Capsule is a packaging and deployment tool for JVM applications. A capsule is a single executable JAR that contains everything your application needs to run either in the form of embedded files or as declarative metadata. It can contain your JAR artifacts, your dependencies and resources, native libraries, the require JRE version, the JVM flags required to run the application well, Java or native agents and more. In short, a capsule is a self-contained JAR that knows everything there is to know about how to run your application the way it's meant to run.
One way of thinking about a capsule is as a fat JAR on steroids (that also allows native libraries and never interferes with your dependencies) and a declarative startup script rolled into one; another, is to see it is as the deploy-time counterpart to your build tool. Just as a build tool manages your build, Capsule manages the launching of your application.
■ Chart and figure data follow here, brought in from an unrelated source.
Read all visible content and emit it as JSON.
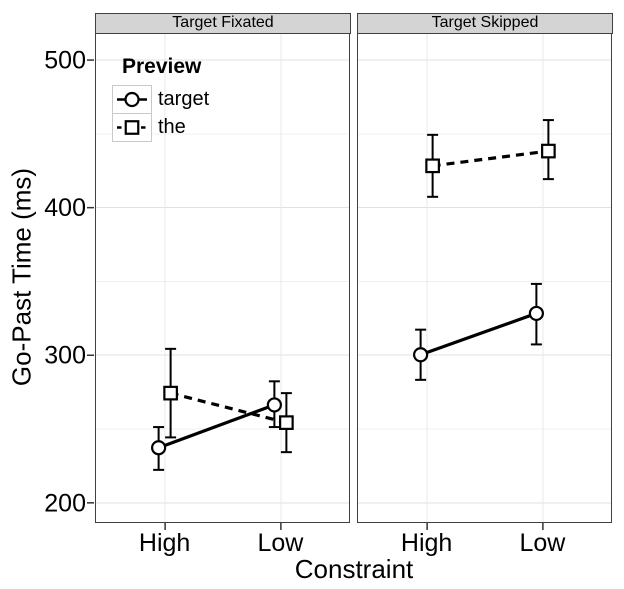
{
  "chart_data": {
    "type": "line",
    "title": "",
    "xlabel": "Constraint",
    "ylabel": "Go-Past Time (ms)",
    "categories": [
      "High",
      "Low"
    ],
    "ylim": [
      186,
      518
    ],
    "y_major_ticks": [
      200,
      300,
      400,
      500
    ],
    "y_minor_ticks": [
      250,
      350,
      450
    ],
    "grid": true,
    "legend": {
      "title": "Preview",
      "position": "top-left-inside-first-panel",
      "entries": [
        {
          "label": "target",
          "marker": "circle",
          "line": "solid"
        },
        {
          "label": "the",
          "marker": "square",
          "line": "dashed"
        }
      ]
    },
    "facets": [
      {
        "label": "Target Fixated",
        "series": [
          {
            "name": "target",
            "marker": "circle",
            "line": "solid",
            "values": [
              237,
              266
            ],
            "ci_lower": [
              222,
              251
            ],
            "ci_upper": [
              251,
              282
            ]
          },
          {
            "name": "the",
            "marker": "square",
            "line": "dashed",
            "values": [
              274,
              254
            ],
            "ci_lower": [
              244,
              234
            ],
            "ci_upper": [
              304,
              274
            ]
          }
        ]
      },
      {
        "label": "Target Skipped",
        "series": [
          {
            "name": "target",
            "marker": "circle",
            "line": "solid",
            "values": [
              300,
              328
            ],
            "ci_lower": [
              283,
              307
            ],
            "ci_upper": [
              317,
              348
            ]
          },
          {
            "name": "the",
            "marker": "square",
            "line": "dashed",
            "values": [
              428,
              438
            ],
            "ci_lower": [
              407,
              419
            ],
            "ci_upper": [
              449,
              459
            ]
          }
        ]
      }
    ],
    "colors": {
      "marker_stroke": "#000000",
      "marker_fill": "#ffffff",
      "strip_bg": "#d4d4d4",
      "panel_border": "#404040",
      "grid_major": "#e2e2e2",
      "grid_minor": "#f0f0f0",
      "grid_vertical": "#e8e8e8",
      "tick": "#333333",
      "text": "#000000"
    }
  }
}
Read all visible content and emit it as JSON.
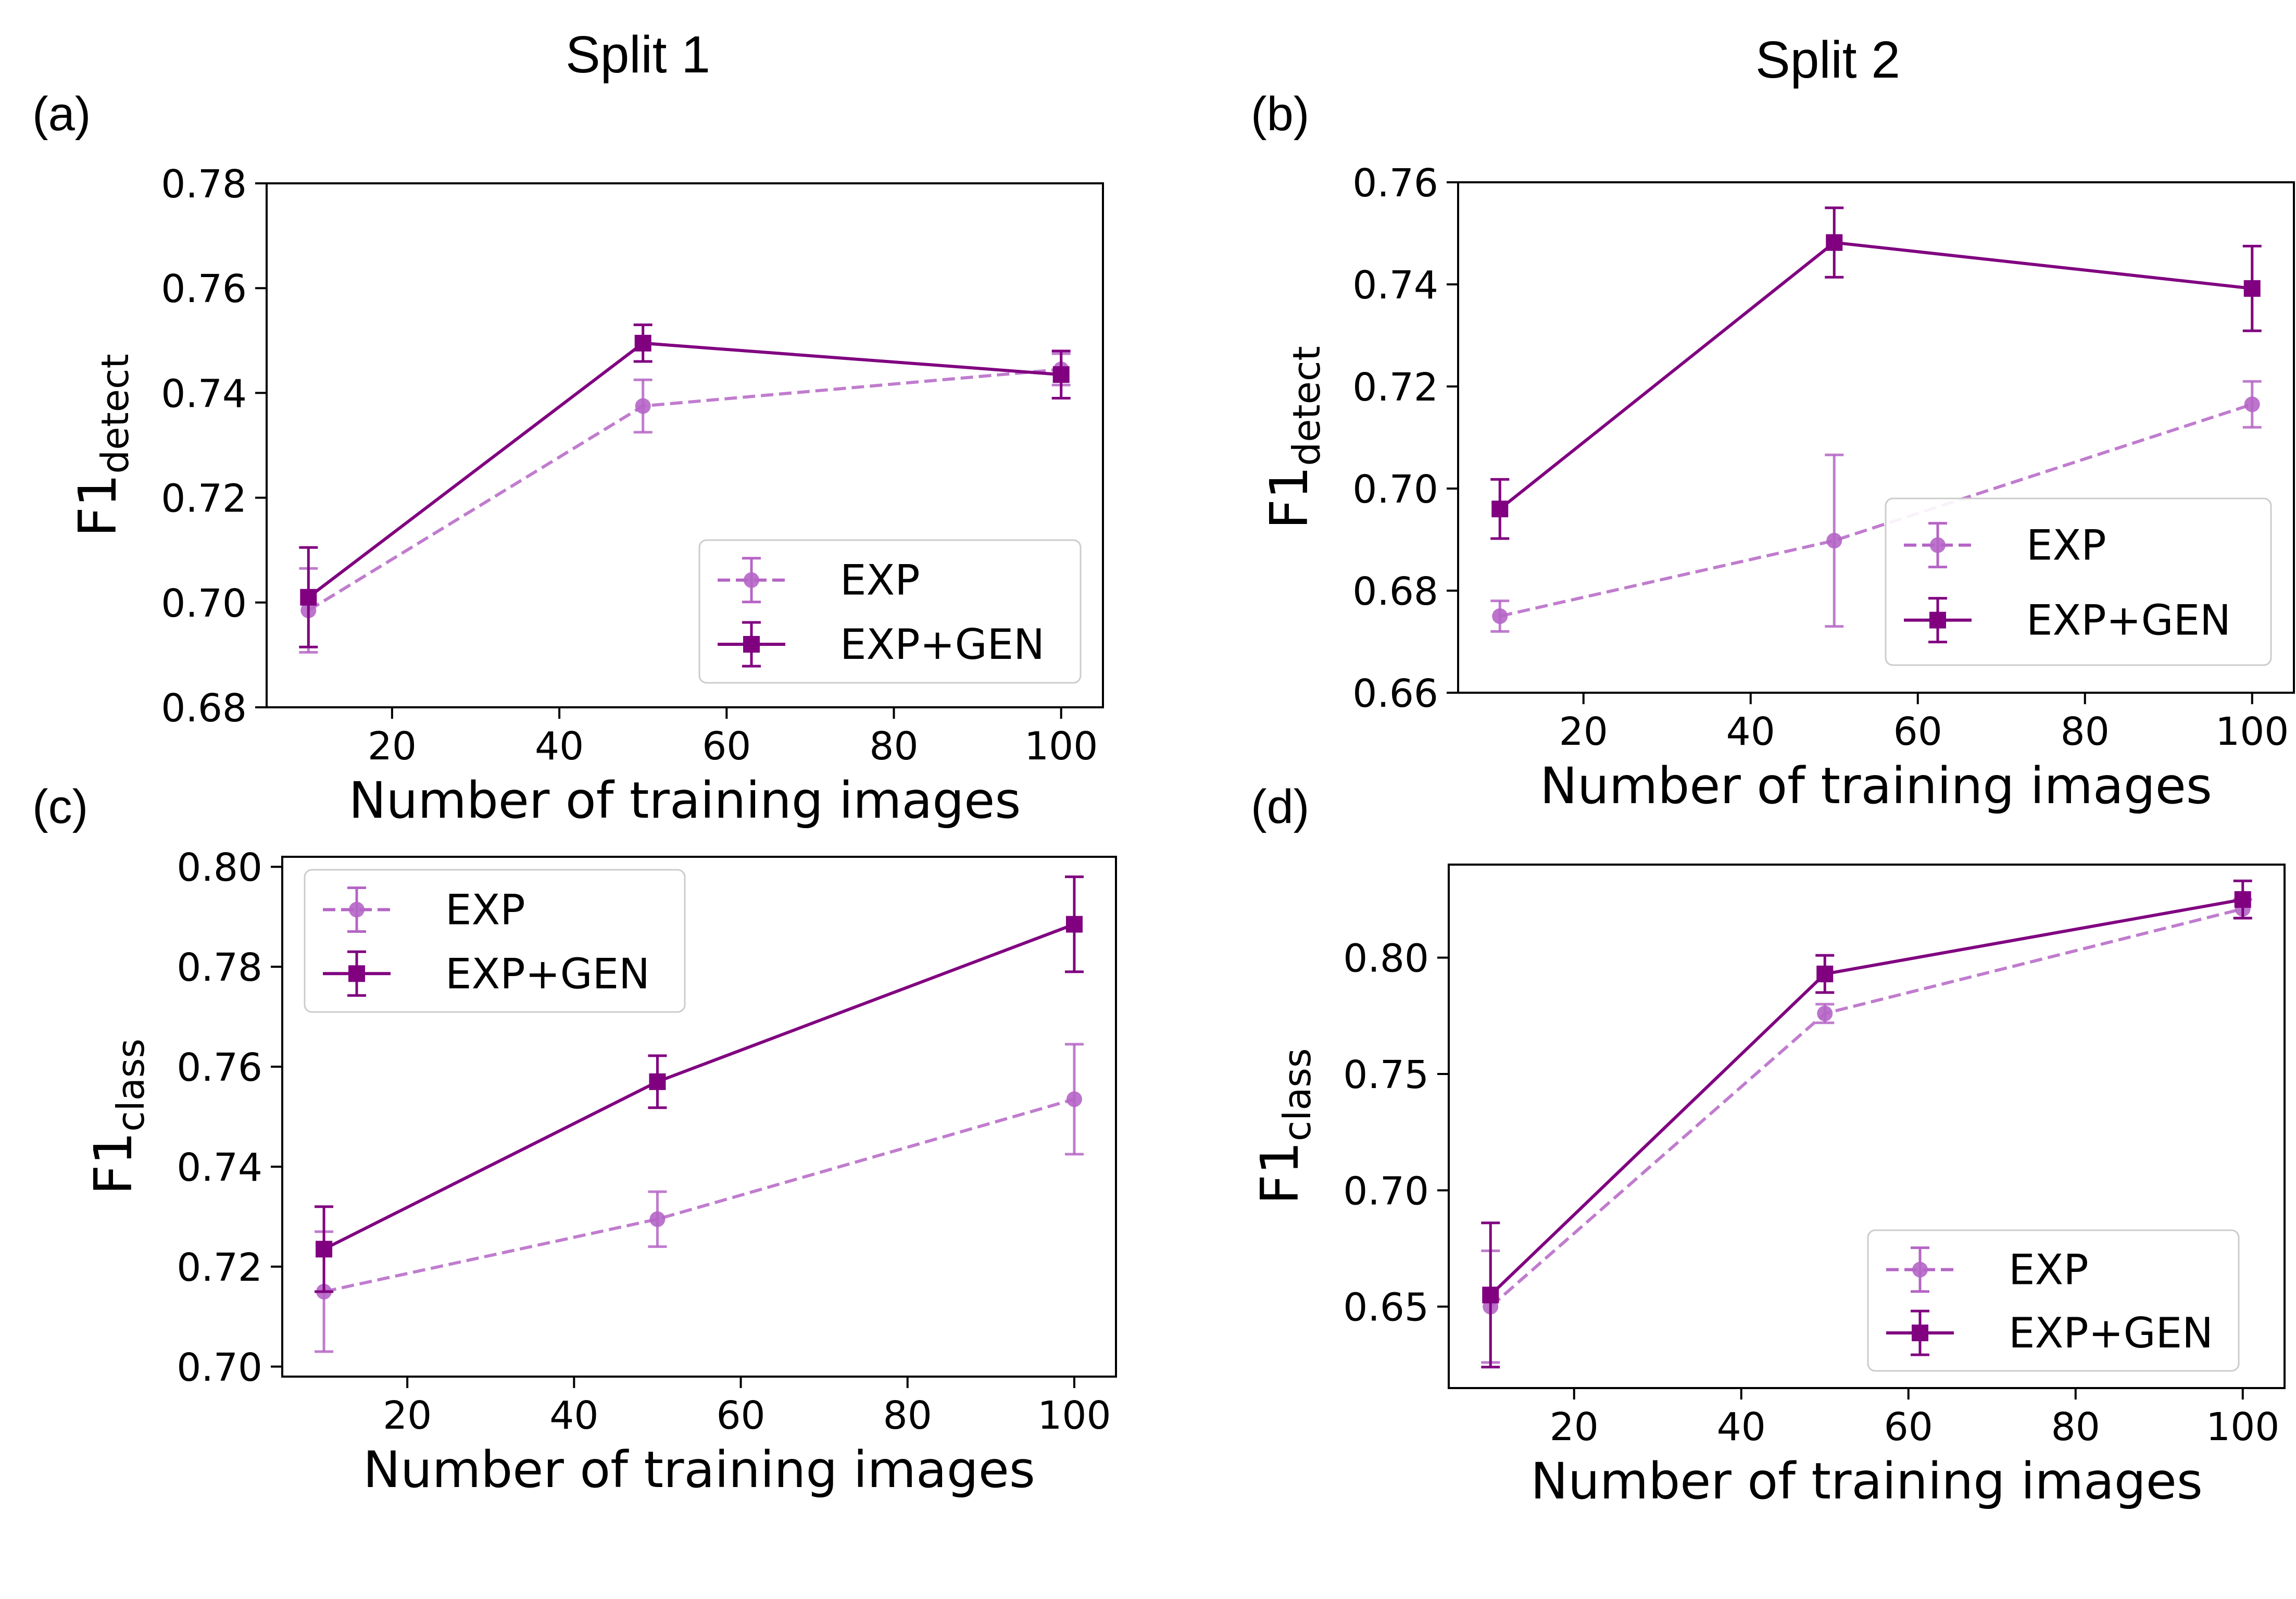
{
  "figure": {
    "split_titles": [
      "Split 1",
      "Split 2"
    ],
    "colors": {
      "exp": "#b565c6",
      "exp_gen": "#800080",
      "axis": "#000000"
    }
  },
  "chart_data": [
    {
      "type": "line",
      "panel_label": "(a)",
      "xlabel": "Number of training images",
      "ylabel_main": "F1",
      "ylabel_sub": "detect",
      "xlim": [
        5,
        105
      ],
      "ylim": [
        0.68,
        0.78
      ],
      "xticks": [
        20,
        40,
        60,
        80,
        100
      ],
      "yticks": [
        0.68,
        0.7,
        0.72,
        0.74,
        0.76,
        0.78
      ],
      "ytick_labels": [
        "0.68",
        "0.70",
        "0.72",
        "0.74",
        "0.76",
        "0.78"
      ],
      "legend_position": "lower-right",
      "series": [
        {
          "name": "EXP",
          "style": "dashed",
          "marker": "circle",
          "x": [
            10,
            50,
            100
          ],
          "y": [
            0.6985,
            0.7375,
            0.7445
          ],
          "err": [
            0.008,
            0.005,
            0.003
          ]
        },
        {
          "name": "EXP+GEN",
          "style": "solid",
          "marker": "square",
          "x": [
            10,
            50,
            100
          ],
          "y": [
            0.701,
            0.7495,
            0.7435
          ],
          "err": [
            0.0095,
            0.0035,
            0.0045
          ]
        }
      ]
    },
    {
      "type": "line",
      "panel_label": "(b)",
      "xlabel": "Number of training images",
      "ylabel_main": "F1",
      "ylabel_sub": "detect",
      "xlim": [
        5,
        105
      ],
      "ylim": [
        0.66,
        0.76
      ],
      "xticks": [
        20,
        40,
        60,
        80,
        100
      ],
      "yticks": [
        0.66,
        0.68,
        0.7,
        0.72,
        0.74,
        0.76
      ],
      "ytick_labels": [
        "0.66",
        "0.68",
        "0.70",
        "0.72",
        "0.74",
        "0.76"
      ],
      "legend_position": "lower-right",
      "series": [
        {
          "name": "EXP",
          "style": "dashed",
          "marker": "circle",
          "x": [
            10,
            50,
            100
          ],
          "y": [
            0.675,
            0.6898,
            0.7165
          ],
          "err": [
            0.003,
            0.0168,
            0.0045
          ]
        },
        {
          "name": "EXP+GEN",
          "style": "solid",
          "marker": "square",
          "x": [
            10,
            50,
            100
          ],
          "y": [
            0.696,
            0.7482,
            0.7392
          ],
          "err": [
            0.0058,
            0.0068,
            0.0083
          ]
        }
      ]
    },
    {
      "type": "line",
      "panel_label": "(c)",
      "xlabel": "Number of training images",
      "ylabel_main": "F1",
      "ylabel_sub": "class",
      "xlim": [
        5,
        105
      ],
      "ylim": [
        0.698,
        0.802
      ],
      "xticks": [
        20,
        40,
        60,
        80,
        100
      ],
      "yticks": [
        0.7,
        0.72,
        0.74,
        0.76,
        0.78,
        0.8
      ],
      "ytick_labels": [
        "0.70",
        "0.72",
        "0.74",
        "0.76",
        "0.78",
        "0.80"
      ],
      "legend_position": "upper-left",
      "series": [
        {
          "name": "EXP",
          "style": "dashed",
          "marker": "circle",
          "x": [
            10,
            50,
            100
          ],
          "y": [
            0.715,
            0.7295,
            0.7535
          ],
          "err": [
            0.012,
            0.0055,
            0.011
          ]
        },
        {
          "name": "EXP+GEN",
          "style": "solid",
          "marker": "square",
          "x": [
            10,
            50,
            100
          ],
          "y": [
            0.7235,
            0.757,
            0.7885
          ],
          "err": [
            0.0085,
            0.0052,
            0.0095
          ]
        }
      ]
    },
    {
      "type": "line",
      "panel_label": "(d)",
      "xlabel": "Number of training images",
      "ylabel_main": "F1",
      "ylabel_sub": "class",
      "xlim": [
        5,
        105
      ],
      "ylim": [
        0.615,
        0.84
      ],
      "xticks": [
        20,
        40,
        60,
        80,
        100
      ],
      "yticks": [
        0.65,
        0.7,
        0.75,
        0.8
      ],
      "ytick_labels": [
        "0.65",
        "0.70",
        "0.75",
        "0.80"
      ],
      "legend_position": "lower-right",
      "series": [
        {
          "name": "EXP",
          "style": "dashed",
          "marker": "circle",
          "x": [
            10,
            50,
            100
          ],
          "y": [
            0.65,
            0.776,
            0.821
          ],
          "err": [
            0.024,
            0.004,
            0.004
          ]
        },
        {
          "name": "EXP+GEN",
          "style": "solid",
          "marker": "square",
          "x": [
            10,
            50,
            100
          ],
          "y": [
            0.655,
            0.793,
            0.825
          ],
          "err": [
            0.031,
            0.008,
            0.008
          ]
        }
      ]
    }
  ]
}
But while plain capsules are cool and let you ship any JVM application -- no matter how complex -- as a single executable JAR, caplets make capsules even more powerful.
Discuss Capsule on the capsule-user Google Group/Mailing List
or:
co.paralleluniverse:capsule:1.0.3
or:
Clone the repository and
gradle install
Copyright (c) 2014-2016, Parallel Universe Software Co. and Contributors. All rights reserved.
This program and the accompanying materials are licensed under the terms
of the Eclipse Public License v1.0 as published by the Eclipse Foundation.
http://www.eclipse.org/legal/epl-v10.html
As Capsule does not link in any way with any of the code bundled in the JAR file, and simply treats it as raw data, Capsule is no different from a self-extracting ZIP file (especially as manually unzipping and examining the JAR's contents is extremely easy). Capsule's own license, therefore, does not interfere with the licensing of the bundled software.
In particular, even though Capsule's license is incompatible with the GPL/LGPL, it is permitted to distribute GPL programs packaged as capsules, as Capsule is simply a packaging medium and an activation script, and does not restrict access to the packaged GPL code. Capsule does not add any capability to, nor removes any from the bundled application. It therefore falls under the definition of an "aggregate" in the GPL's terminology.